Japan Geoscience Union Meeting 2022

Presentation information

[E] Oral

A (Atmospheric and Hydrospheric Sciences ) » A-AS Atmospheric Sciences, Meteorology & Atmospheric Environment

[A-AS04] Extreme Events: Observations and Modeling

Fri. May 27, 2022 9:00 AM - 10:30 AM 301B (International Conference Hall, Makuhari Messe)

convener:Sridhara Nayak(Disaster Prevention Research Institute, Kyoto University), convener:Tetsuya Takemi(Disaster Prevention Research Institute, Kyoto University), Satoshi Iizuka(National Research Institute for Earth Science and Disaster Resilience), Chairperson:Tetsuya Takemi(Disaster Prevention Research Institute, Kyoto University), Satoshi Iizuka(National Research Institute for Earth Science and Disaster Resilience)

9:45 AM - 10:00 AM

[AAS04-04] Real-time Average Recurrence Interval Map of Accumulative Rainfall for Japan

*kohin Hirano1, Satoshi Iizuka1, Takeshi Maesaka1 (1.National Research Institute for Earth Science and Disaster Resilience)

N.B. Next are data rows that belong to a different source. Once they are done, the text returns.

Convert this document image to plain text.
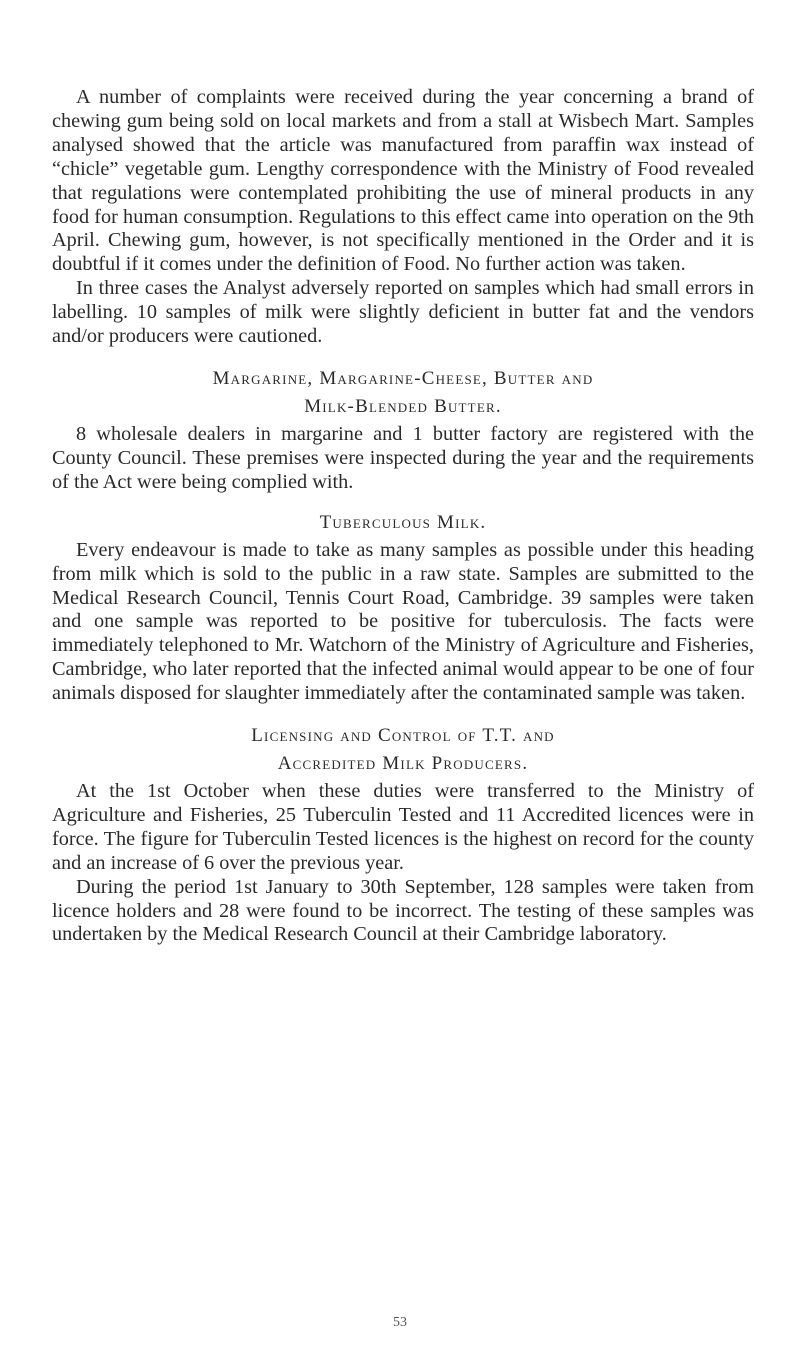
A number of complaints were received during the year concerning a brand of chewing gum being sold on local markets and from a stall at Wisbech Mart. Samples analysed showed that the article was manufactured from paraffin wax instead of “chicle” vegetable gum. Lengthy correspondence with the Ministry of Food revealed that regulations were contemplated prohibiting the use of mineral products in any food for human consumption. Regulations to this effect came into operation on the 9th April. Chewing gum, however, is not specifically mentioned in the Order and it is doubtful if it comes under the definition of Food. No further action was taken.

In three cases the Analyst adversely reported on samples which had small errors in labelling. 10 samples of milk were slightly deficient in butter fat and the vendors and/or producers were cautioned.

Margarine, Margarine-Cheese, Butter and
Milk-Blended Butter.

8 wholesale dealers in margarine and 1 butter factory are registered with the County Council. These premises were inspected during the year and the requirements of the Act were being complied with.

Tuberculous Milk.

Every endeavour is made to take as many samples as possible under this heading from milk which is sold to the public in a raw state. Samples are submitted to the Medical Research Council, Tennis Court Road, Cambridge. 39 samples were taken and one sample was reported to be positive for tuberculosis. The facts were immediately telephoned to Mr. Watchorn of the Ministry of Agriculture and Fisheries, Cambridge, who later reported that the infected animal would appear to be one of four animals disposed for slaughter immediately after the contaminated sample was taken.

Licensing and Control of T.T. and
Accredited Milk Producers.

At the 1st October when these duties were transferred to the Ministry of Agriculture and Fisheries, 25 Tuberculin Tested and 11 Accredited licences were in force. The figure for Tuberculin Tested licences is the highest on record for the county and an increase of 6 over the previous year.

During the period 1st January to 30th September, 128 samples were taken from licence holders and 28 were found to be incorrect. The testing of these samples was undertaken by the Medical Research Council at their Cambridge laboratory.

53
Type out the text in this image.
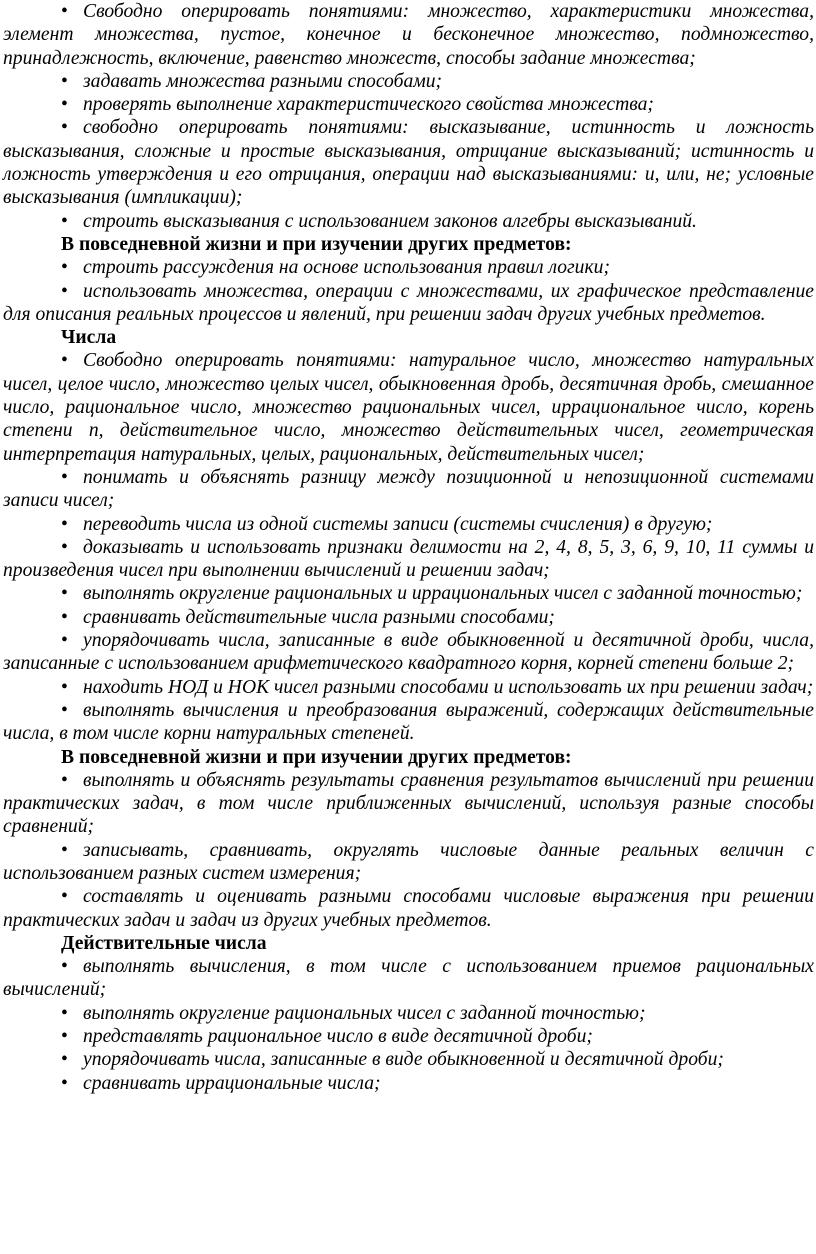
• Свободно оперировать понятиями: множество, характеристики множества, элемент множества, пустое, конечное и бесконечное множество, подмножество, принадлежность, включение, равенство множеств, способы задание множества;

• задавать множества разными способами;

• проверять выполнение характеристического свойства множества;

• свободно оперировать понятиями: высказывание, истинность и ложность высказывания, сложные и простые высказывания, отрицание высказываний; истинность и ложность утверждения и его отрицания, операции над высказываниями: и, или, не; условные высказывания (импликации);

• строить высказывания с использованием законов алгебры высказываний.

В повседневной жизни и при изучении других предметов:

• строить рассуждения на основе использования правил логики;

• использовать множества, операции с множествами, их графическое представление для описания реальных процессов и явлений, при решении задач других учебных предметов.

Числа

• Свободно оперировать понятиями: натуральное число, множество натуральных чисел, целое число, множество целых чисел, обыкновенная дробь, десятичная дробь, смешанное число, рациональное число, множество рациональных чисел, иррациональное число, корень степени n, действительное число, множество действительных чисел, геометрическая интерпретация натуральных, целых, рациональных, действительных чисел;

• понимать и объяснять разницу между позиционной и непозиционной системами записи чисел;

• переводить числа из одной системы записи (системы счисления) в другую;

• доказывать и использовать признаки делимости на 2, 4, 8, 5, 3, 6, 9, 10, 11 суммы и произведения чисел при выполнении вычислений и решении задач;

• выполнять округление рациональных и иррациональных чисел с заданной точностью;

• сравнивать действительные числа разными способами;

• упорядочивать числа, записанные в виде обыкновенной и десятичной дроби, числа, записанные с использованием арифметического квадратного корня, корней степени больше 2;

• находить НОД и НОК чисел разными способами и использовать их при решении задач;

• выполнять вычисления и преобразования выражений, содержащих действительные числа, в том числе корни натуральных степеней.

В повседневной жизни и при изучении других предметов:

• выполнять и объяснять результаты сравнения результатов вычислений при решении практических задач, в том числе приближенных вычислений, используя разные способы сравнений;

• записывать, сравнивать, округлять числовые данные реальных величин с использованием разных систем измерения;

• составлять и оценивать разными способами числовые выражения при решении практических задач и задач из других учебных предметов.

Действительные числа

• выполнять вычисления, в том числе с использованием приемов рациональных вычислений;

• выполнять округление рациональных чисел с заданной точностью;

• представлять рациональное число в виде десятичной дроби;

• упорядочивать числа, записанные в виде обыкновенной и десятичной дроби;

• сравнивать иррациональные числа;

Keywords:average recurrence interval, accumulative rainfall , radar, real-time

Climate change has spurred more heavy rainfall events, triggering deadly flooding and landslides in Japan in recent years, and is predicted to intensity in the coming decades. Although the relationship between rainfall and the risk of disasters is not simple, communicating flood risk in terms of rareness can help us be aware of the threat posed by extreme rainfall. An average recurrence interval (ARI), also known as the return period, has been used for hydrologic infrastructure design and to describe extreme events for decades. Hence, describing the real-time heavy rainfall in a similar manner can provide an indicator of hydrological extremes and help the public understand the potential of disasters. This presentation will introduce a new system for conveying and expressing the magnitude of accumulative rainfall using the ARI map. This system includes eight types of accumulative rainfall datasets, 3-hour, 6-hour, 12-hour, 24-hour, 48-hour precipitations, and 90-minutes, 72-hour effective rainfalls, which describe the geographical variation. Firstly, the rainfall data is generated from the 1-minute rainfall intensity observed by the radar network (XRAIN). And then, the rainfall maps are converted into the ARI maps using pre-determined ARI statics given at each 5-km grid covering the whole of Japan. The pre-determined ARI statics is selected among five probability distribution functions (PDF), Gumbel, GEV, SQRT-ET, three-parameter log-normal, and Pearson type III distribution. The parameters for each PDF are fitted using the Radar/Rain gauge-Analyzed Precipitation since 1989 published by MLIT. The accumulative rainfall and ARI maps are processed within 10 minutes, and several maps are available online.